LAURA BRITO
Advogada especialista em direito
de família e das sucessões
Fiquei especialmente feliz de que, ao longo do dia do Enem, eu tenha recebido de muitos amigos e familiares a notícia do tema redação do exame nacional do ensino médio: “Perspectivas acerca do envelhecimento na sociedade brasileira”.
O motivo da alegria era duplo: o Enem estava reconhecendo o que era óbvio – não dá mais para não falar de envelhecimento – e as pessoas logo se lembraram de mim, que venho falando sobre planejamento jurídico para a longevidade como um mantra.
Envelhecer é o que acontece quando tudo dá certo, já que a alternativa, bom, é não estar aqui. E se envelhecer é a boa perspectiva, tão melhor que aconteça com reflexão, planejamento e leveza.
Com isso, uma pessoa pode ter o privilégio de envelhecer bem. E, veja, o que chamo de ‘envelhecer bem’ não é sobre enganar o tempo, sobre parecer que ele não passou. A face estética do envelhecimento é mera perfumaria. Envelhecer bem é ter autonomia.
Alexandre Kalache, geriatra e ativista da longevidade, defende que o envelhecimento de qualidade é o acúmulo de quatro capitais: o capital de saúde, de quem cuidou bem do corpo; o capital intelectual, que se revela na capacidade de continuar se adaptando a mudanças; o capital social, marcado pela construção de relações afetivas sólidas; e o capital financeiro, que permite pagar pelo conforto. Particularmente, sou encantada por essa abordagem clara e abrangente.
A esses quatro elementos, gosto de acrescentar um quinto capital que reputo revolucionário à abordagem do envelhecimento: o capital jurídico. Ele se caracteriza pela compreensão dos instrumentos jurídicos que podem garantir maior autonomia às pessoas em processo de envelhecimento e que formalizam manifestações de vontade para o caso de perda da capacidade ou da impossibilidade de comunicar sua vontade.
O primeiro instrumento e que mais recomendo é a prática consistente de manter documentos e informações organizados no que carinhosamente chamo de ‘pasta da vida’. A centralização de referências permite o mapeamento de providências necessárias para a regularização de bens, relações jurídicas e estabelecimento da tranquilidade. Por exemplo, permite descobrir que um imóvel daquela pessoa precisa ter sua propriedade regularizada, trazendo estabilidade de um lar para a velhice. Possibilita, ainda, decidir formalizar uma união estável de muitos anos a fim de ter segurança previdenciária.
O segundo instrumento que faço muito gosto é a autocuratela. Ela permite que uma pessoa registre seus desejos para o caso de ficar incapaz – quem deveria (ou não) ser o curador, como deveria ser a gestão financeira, como se sente em relação a instituições de longa permanência para idosos, como sua privacidade deve ser protegida.
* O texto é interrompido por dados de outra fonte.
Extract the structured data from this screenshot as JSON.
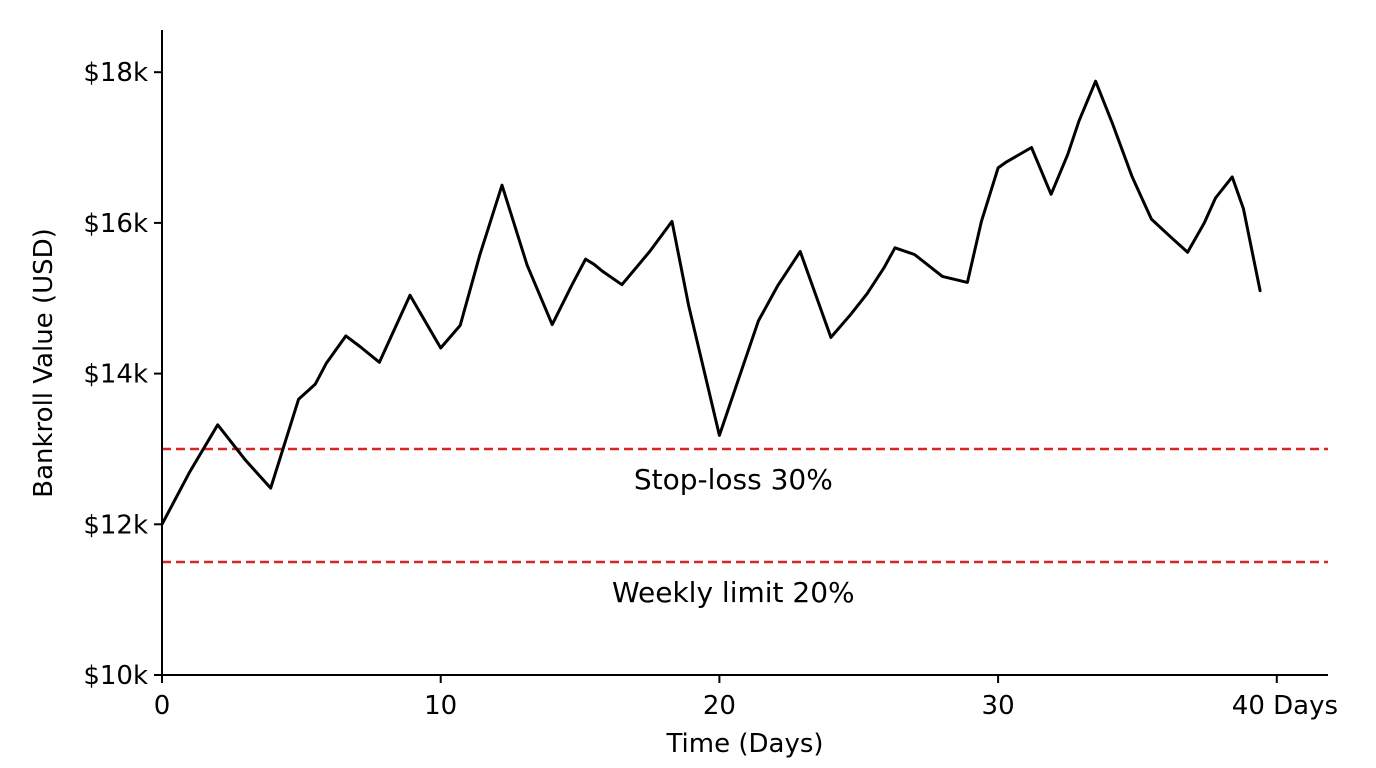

A autocuratela não tem dispositivo legal expresso, mas recentemente foi reconhecida pelo Conselho Nacional de Justiça ao determinar que os juízes consultem a existência de escritura pública de autocuratela nos processos de interdição.
O terceiro instrumento é, na realidade, um gênero que engloba vários tipos de documentos – as diretivas antecipadas de vontade –, entre eles, a procuração para cuidados de saúde e o testamento vital. Essa procuração é a eleição de uma pessoa de confiança que vai tomar decisões sobre a saúde do mandante quando ele não puder mais manifestar sua vontade. O testamento vital, por sua vez, é o registro do que a pessoa deseja sobre tratamentos médicos em caso de uma doença ameaçadora da vida em um momento em que ela já esteja impossibilitada de expressar suas decisões.
Conhecer cada um desses instrumentos, munir-se de informações e explorar os recursos jurídicos para o exercício da autodeterminação é o que chamo de capital jurídico do envelhecimento. É o empoderamento de uma população que vai se tornando mais vulnerável em razão da idade, especialmente agravada pelo etarismo vigente em nossa sociedade.
Envelhecer bem é meu desejo mais íntimo. É algo que me movimenta pessoalmente. Nos últimos anos essa vontade transbordou e, profissionalmente, apoiar pessoas no planejamento jurídico da longevidade se transformou em uma missão.
Por isso, a cada pessoa que se lembrou de mim com esse tema do Enem, agradeço demais a consideração. Espero que esse tema nos conecte nessa empreitada que é defender o envelhecimento com o máximo de autonomia e felicidade.